Your discussions with Hollywood people about adapting Nothing Personal quickly became about pathologizing you as an older woman seeking sex and companionship via dating apps. It was infuriating, if not surprising, to read about. What do you think is needed to change those cultural attitudes?
I was offered a big deal with a big outlet with very big people involved, and I was really shocked by their casual misogyny and their ageism—particularly since some of the women involved were in fact older. I couldn’t believe how judgmental and even downright nasty they were, sometimes, talking about the character like she was some kind of unbalanced, desperate whore—like a vampire who wants to feed off young men. If only they knew how excited those young men really were to be with an older woman! It’s like they couldn’t even conceive of that. The turning point came when I talked to my daughter about it. She’s a film buff; she has always loved movies and now she’s going to school for film. I told her “Every time I talk to them I feel terrible” and she said, “That’s because they’re slut-shaming you.”
I think for things to change Hollywood has to hire more women and put more women in positions of power, as creators, directors, showrunners.
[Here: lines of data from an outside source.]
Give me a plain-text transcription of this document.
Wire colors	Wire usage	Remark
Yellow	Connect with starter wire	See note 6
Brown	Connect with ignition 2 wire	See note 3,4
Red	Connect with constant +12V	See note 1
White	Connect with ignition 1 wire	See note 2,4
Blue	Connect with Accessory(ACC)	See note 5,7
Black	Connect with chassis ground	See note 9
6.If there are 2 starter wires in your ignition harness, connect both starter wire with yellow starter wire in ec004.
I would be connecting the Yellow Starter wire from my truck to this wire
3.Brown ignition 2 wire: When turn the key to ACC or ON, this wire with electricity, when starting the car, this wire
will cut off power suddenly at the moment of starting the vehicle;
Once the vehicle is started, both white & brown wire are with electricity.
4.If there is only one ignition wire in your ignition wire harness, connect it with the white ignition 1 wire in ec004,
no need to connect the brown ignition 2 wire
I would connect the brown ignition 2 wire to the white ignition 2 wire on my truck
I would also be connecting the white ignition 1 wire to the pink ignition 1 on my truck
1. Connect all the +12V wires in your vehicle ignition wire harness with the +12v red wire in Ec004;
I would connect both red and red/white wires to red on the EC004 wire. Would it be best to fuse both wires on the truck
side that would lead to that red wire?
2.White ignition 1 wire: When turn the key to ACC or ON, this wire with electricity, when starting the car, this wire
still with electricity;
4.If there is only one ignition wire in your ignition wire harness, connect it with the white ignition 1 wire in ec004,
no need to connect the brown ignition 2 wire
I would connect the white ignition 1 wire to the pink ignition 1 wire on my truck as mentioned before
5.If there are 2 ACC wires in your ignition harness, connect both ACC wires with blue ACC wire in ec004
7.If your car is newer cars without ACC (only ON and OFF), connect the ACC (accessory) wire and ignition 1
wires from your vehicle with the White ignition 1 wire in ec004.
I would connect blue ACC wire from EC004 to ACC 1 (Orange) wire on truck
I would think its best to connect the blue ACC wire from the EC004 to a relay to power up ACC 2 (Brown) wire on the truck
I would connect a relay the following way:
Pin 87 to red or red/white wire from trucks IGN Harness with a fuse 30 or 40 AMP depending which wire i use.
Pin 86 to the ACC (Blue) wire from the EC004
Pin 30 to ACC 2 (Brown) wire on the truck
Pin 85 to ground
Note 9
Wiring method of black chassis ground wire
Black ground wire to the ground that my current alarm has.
Things are starting to change, but it’s a glacial pace. When you look at older shows that were created and run by women, you often see something very different. The Golden Girls is a good example. There was a lot of slut-shaming of Blanche (Rue McClanahan); it was a running gag. But you also had her being so confident in her sexuality at age 60 or whatever, and that was very refreshing, even radical. Those characters were always going on dates and getting busy.
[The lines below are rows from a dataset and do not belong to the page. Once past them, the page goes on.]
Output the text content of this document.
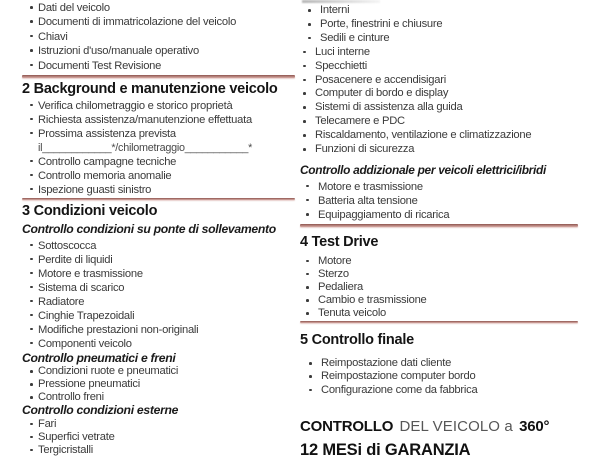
Dati del veicolo
Documenti di immatricolazione del veicolo
Chiavi
Istruzioni d'uso/manuale operativo
Documenti Test Revisione
2 Background e manutenzione veicolo
Verifica chilometraggio e storico proprietà
Richiesta assistenza/manutenzione effettuata
Prossima assistenza prevista
il____________*/chilometraggio___________*
Controllo campagne tecniche
Controllo memoria anomalie
Ispezione guasti sinistro
3 Condizioni veicolo
Controllo condizioni su ponte di sollevamento
Sottoscocca
Perdite di liquidi
Motore e trasmissione
Sistema di scarico
Radiatore
Cinghie Trapezoidali
Modifiche prestazioni non-originali
Componenti veicolo
Controllo pneumatici e freni
Condizioni ruote e pneumatici
Pressione pneumatici
Controllo freni
Controllo condizioni esterne
Fari
Superfici vetrate
Tergicristalli
Interni
Porte, finestrini e chiusure
Sedili e cinture
Luci interne
Specchietti
Posacenere e accendisigari
Computer di bordo e display
Sistemi di assistenza alla guida
Telecamere e PDC
Riscaldamento, ventilazione e climatizzazione
Funzioni di sicurezza
Controllo addizionale per veicoli elettrici/ibridi
Motore e trasmissione
Batteria alta tensione
Equipaggiamento di ricarica
4 Test Drive
Motore
Sterzo
Pedaliera
Cambio e trasmissione
Tenuta veicolo
5 Controllo finale
Reimpostazione dati cliente
Reimpostazione computer bordo
Configurazione come da fabbrica

CONTROLLO DEL VEICOLO a 360°

12 MESi di GARANZIA
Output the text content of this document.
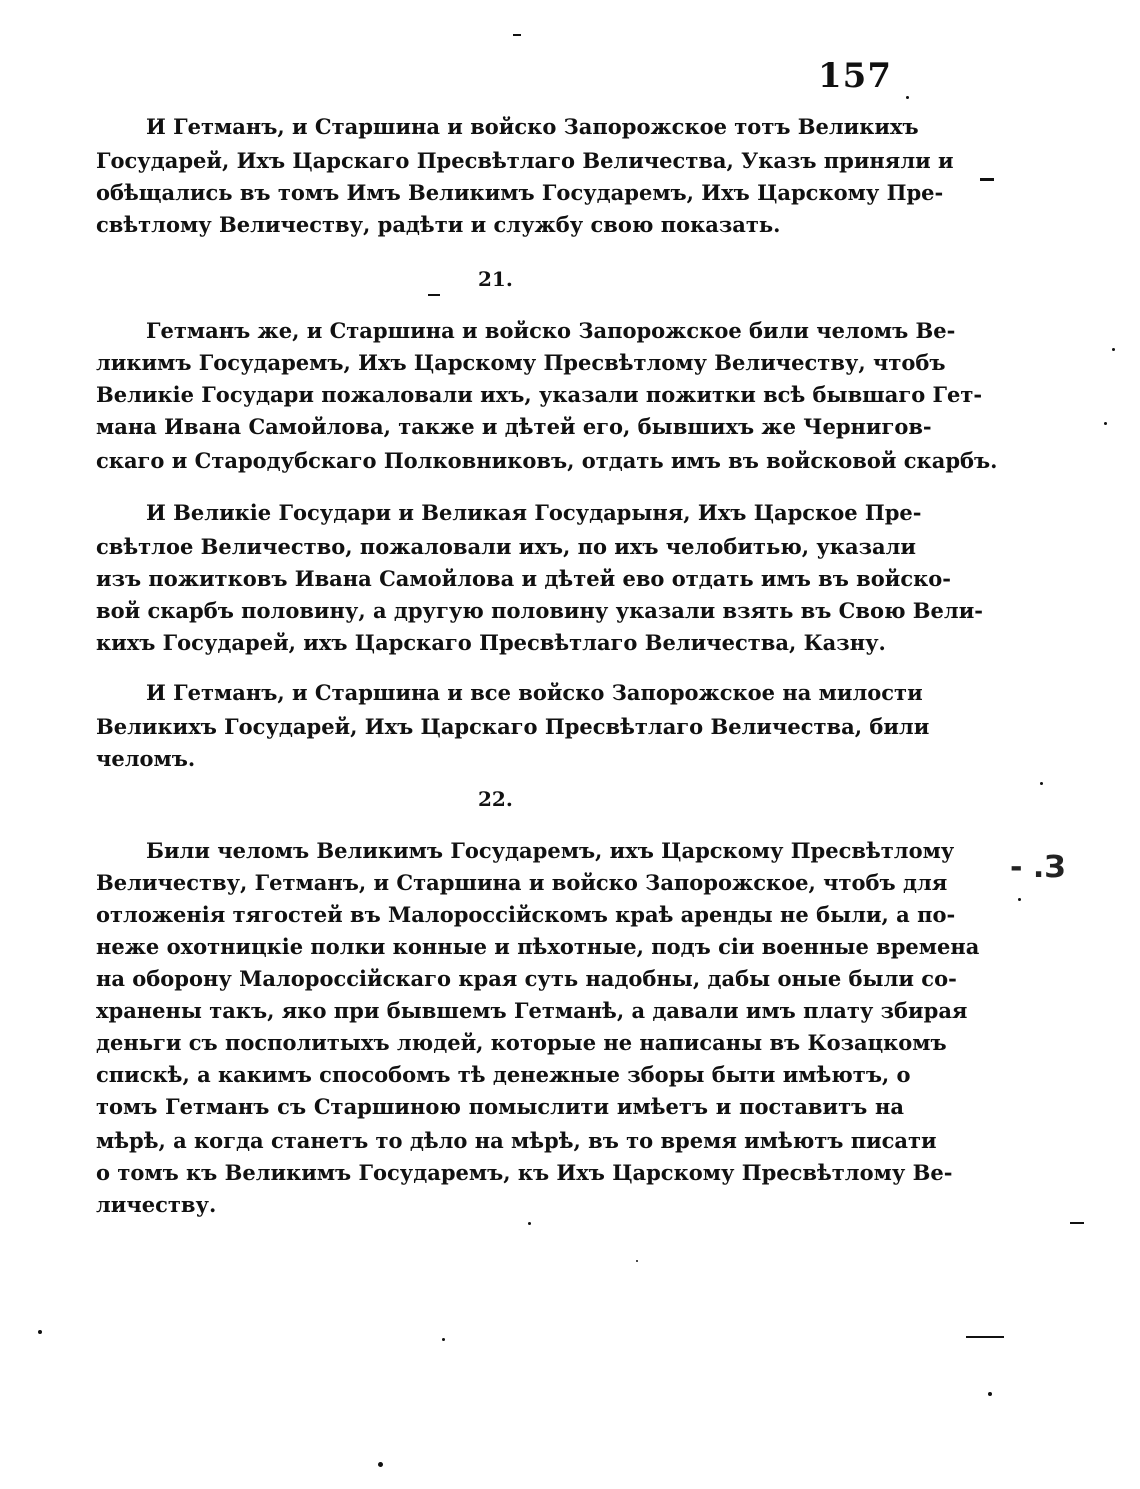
157
И Гетманъ, и Старшина и войско Запорожское тотъ Великихъ
Государей, Ихъ Царскаго Пресвѣтлаго Величества, Указъ приняли и
обѣщались въ томъ Имъ Великимъ Государемъ, Ихъ Царскому Пре-
свѣтлому Величеству, радѣти и службу свою показать.
21.
Гетманъ же, и Старшина и войско Запорожское били челомъ Ве-
ликимъ Государемъ, Ихъ Царскому Пресвѣтлому Величеству, чтобъ
Великіе Государи пожаловали ихъ, указали пожитки всѣ бывшаго Гет-
мана Ивана Самойлова, также и дѣтей его, бывшихъ же Чернигов-
скаго и Стародубскаго Полковниковъ, отдать имъ въ войсковой скарбъ.
И Великіе Государи и Великая Государыня, Ихъ Царское Пре-
свѣтлое Величество, пожаловали ихъ, по ихъ челобитью, указали
изъ пожитковъ Ивана Самойлова и дѣтей ево отдать имъ въ войско-
вой скарбъ половину, а другую половину указали взять въ Свою Вели-
кихъ Государей, ихъ Царскаго Пресвѣтлаго Величества, Казну.
И Гетманъ, и Старшина и все войско Запорожское на милости
Великихъ Государей, Ихъ Царскаго Пресвѣтлаго Величества, били
челомъ.
22.
Били челомъ Великимъ Государемъ, ихъ Царскому Пресвѣтлому
Величеству, Гетманъ, и Старшина и войско Запорожское, чтобъ для
отложенія тягостей въ Малороссійскомъ краѣ аренды не были, а по-
неже охотницкіе полки конные и пѣхотные, подъ сіи военные времена
на оборону Малороссійскаго края суть надобны, дабы оные были со-
хранены такъ, яко при бывшемъ Гетманѣ, а давали имъ плату збирая
деньги съ посполитыхъ людей, которые не написаны въ Козацкомъ
спискѣ, а какимъ способомъ тѣ денежные зборы быти имѣютъ, о
томъ Гетманъ съ Старшиною помыслити имѣетъ и поставитъ на
мѣрѣ, а когда станетъ то дѣло на мѣрѣ, въ то время имѣютъ писати
о томъ къ Великимъ Государемъ, къ Ихъ Царскому Пресвѣтлому Ве-
личеству.
- .З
As someone who has dated in both the pre- and post-app worlds, what do you think people who have only used apps misunderstand about analog dating? On the flip side, what do you think is the biggest misconception non-app users have?
People who don’t use these apps sometimes think it’s all just hooking up and sex. In the early days of dating apps some of the male founders were frank about the fact that they had designed them for people (read: men) to get sex—they were called “hookup apps.” But when you actually use them, especially now as dating-app culture has evolved, you see it isn’t really like that a lot of the time. Many people use these apps out of boredom, for “entertainment,” to assuage some aching loneliness without having to leave their house (although studies say this actually exacerbates loneliness in the long run). Some people use them because they “like to judge” other people’s pictures—that’s a quote from someone I interviewed. Some people use them as a way to masturbate to someone else, someone they will maybe never even meet.
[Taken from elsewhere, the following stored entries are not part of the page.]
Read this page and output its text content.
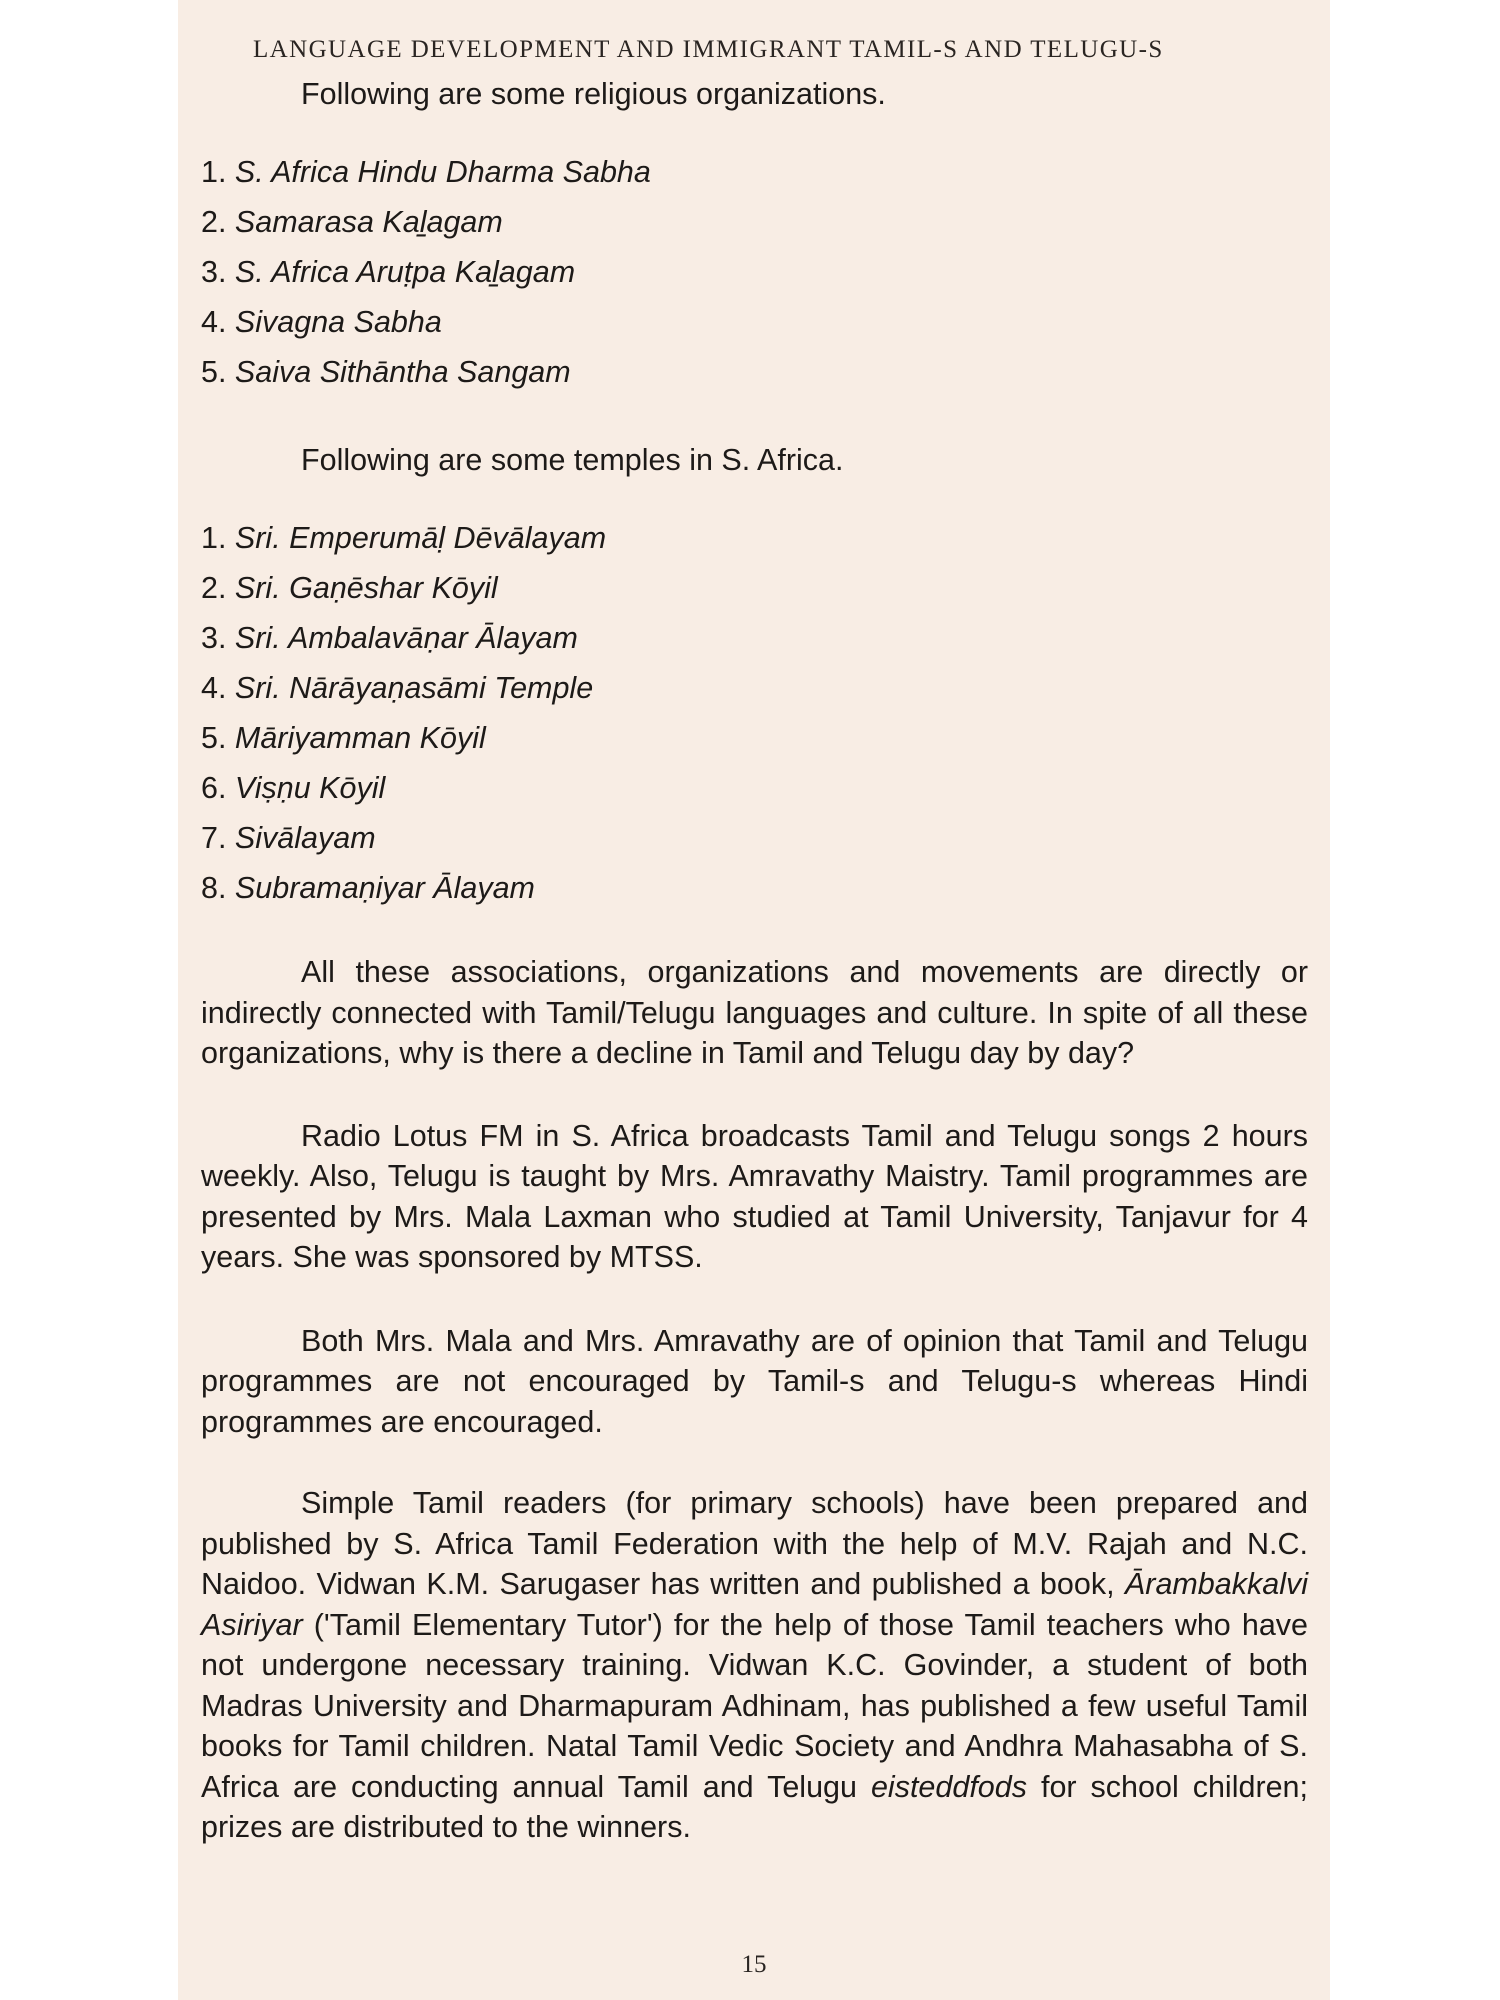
LANGUAGE DEVELOPMENT AND IMMIGRANT TAMIL-S AND TELUGU-S

Following are some religious organizations.

1. S. Africa Hindu Dharma Sabha
2. Samarasa Kaḻagam
3. S. Africa Aruṭpa Kaḻagam
4. Sivagna Sabha
5. Saiva Sithāntha Sangam

Following are some temples in S. Africa.

1. Sri. Emperumāḷ Dēvālayam
2. Sri. Gaṇēshar Kōyil
3. Sri. Ambalavāṇar Ālayam
4. Sri. Nārāyaṇasāmi Temple
5. Māriyamman Kōyil
6. Viṣṇu Kōyil
7. Sivālayam
8. Subramaṇiyar Ālayam

All these associations, organizations and movements are directly or indirectly connected with Tamil/Telugu languages and culture. In spite of all these organizations, why is there a decline in Tamil and Telugu day by day?

Radio Lotus FM in S. Africa broadcasts Tamil and Telugu songs 2 hours weekly. Also, Telugu is taught by Mrs. Amravathy Maistry. Tamil programmes are presented by Mrs. Mala Laxman who studied at Tamil University, Tanjavur for 4 years. She was sponsored by MTSS.

Both Mrs. Mala and Mrs. Amravathy are of opinion that Tamil and Telugu programmes are not encouraged by Tamil-s and Telugu-s whereas Hindi programmes are encouraged.

Simple Tamil readers (for primary schools) have been prepared and published by S. Africa Tamil Federation with the help of M.V. Rajah and N.C. Naidoo. Vidwan K.M. Sarugaser has written and published a book, Ārambakkalvi Asiriyar ('Tamil Elementary Tutor') for the help of those Tamil teachers who have not undergone necessary training. Vidwan K.C. Govinder, a student of both Madras University and Dharmapuram Adhinam, has published a few useful Tamil books for Tamil children. Natal Tamil Vedic Society and Andhra Mahasabha of S. Africa are conducting annual Tamil and Telugu eisteddfods for school children; prizes are distributed to the winners.

15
Dating before this technology was less exhausting. “Exhausting” is a word I’ve heard uttered hundreds of times by people I’ve interviewed about what the experience of online dating feels like. And it is exhausting, because it’s labor. We are laboring for the companies, providing them with valuable data. We are unpaid workers—sometimes we’re paying them to work for them. I don’t want to romanticize dating in the past; [it] was always fraught with frustrations and dangers for women. I never found it easy dealing with straight men in a romantic or emotional context; there was too much inequality for it to ever be easy. But it was more fun, because chemistry was involved. You were on a journey to get to know someone—it wasn’t all laid out for you in his curated images on Instagram. [There was] more choice, ironically enough, because you weren’t being herded into certain behaviors by algorithms.
Also, the sex was better. Straight men were not watching porn on a daily basis, so they weren’t as influenced by those images. You still had to show men what to do, but that could be seen as sexy—and there was a lot of music, like Barry White and Marvin Gaye, supporting the idea that getting a woman off was sexy. I don’t think anything about online dating today is sexy in the same way. This is one of the most awful things these companies have done—they’ve killed the magic. But again, I don’t want to glamorize the past. Misogyny wasn’t invented by dating apps. It was just weaponized by them.
This interview has been edited and condensed for clarity and length.